With Arabs being a fifth of the country's population, an additional divide in Israel is that between Jews and Arabs. At Tel Aviv University, Mautner headed the Committee on the Establishment of a University Press. As dean, Mautner led the most far-reaching curriculum change ever undertaken by the Faculty, as well as a fourfold expansion of the clinical program of the Faculty. On the other hand, a religious group wishes to associate Israeli culture with traditional Jewish culture, and to found Israeli law on traditional Jewish law. Drawing on notions of multiculturalism, political liberalism and republicanism, the book offers fresh insights as to how to manage Israel's divisivesituation.

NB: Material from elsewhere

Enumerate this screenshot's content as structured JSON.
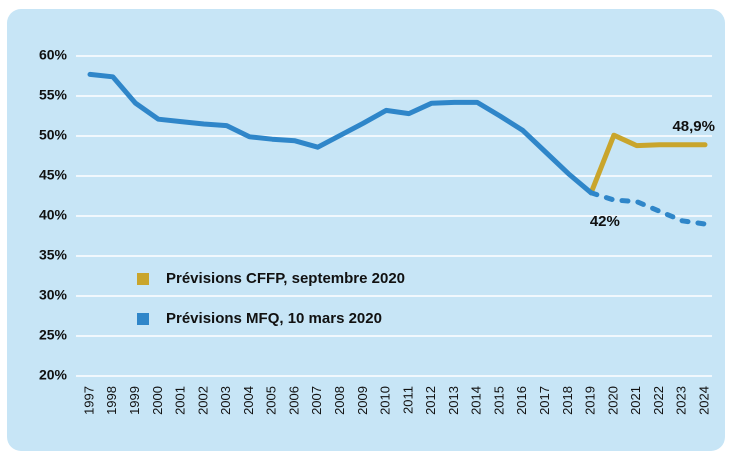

The Supreme Court and the Future of Liberalism in Israel 7. Mautner was member of the Committee on the Preparation of Israel's New Civil Code headed by Professor Ahron Barak, President of the. It has a culture marked by sharp divisions. He headed the Experts Committee on Revision of Israel's Securities Law, Ministry of Justice. Whatever one may think about the desirability or feasibility of this proposal, there can be no doubt that Professor Mautner has made a significant contribution to our understanding of law and culture in Israel. Mautner, Law and Culture in Israel at the Threshold of the Twenty-First Century Tel Aviv University Press, 2008 591 pages Hebrew winner The Yonatan Shapiro Prize for Best Book of the Year, 2008, Association of Israel Studies M.
Mautner, , 16 Mishpatim Hebrew University, Jerusalem 1986 92-175 M. Here, Menachem Mautner tells the story of the political struggles to control Israeli law, and through it the culture of Israel itself. Mautner argues, with calm conviction, that difficult political choices embracing greater multiculturalism need to be made so as to reconcile the centrifugal tendencies of the divided components of Israeli society. This illuminating volume bravely asks the important questions that will shape Israeli political, legal, and academic discourses in the coming years. But the great divide was between the secularists who perceived Jews as a distinct people with their own national identity and culture, and those who perceived Jews primarily in terms of a religious identity shaped by the tenets of Orthodox Judaism. The secular group reacted by shifting much of its political action to the Supreme Court which since the establishment of the state has been the state organ most identified with entrenching liberal values in the country's political culture.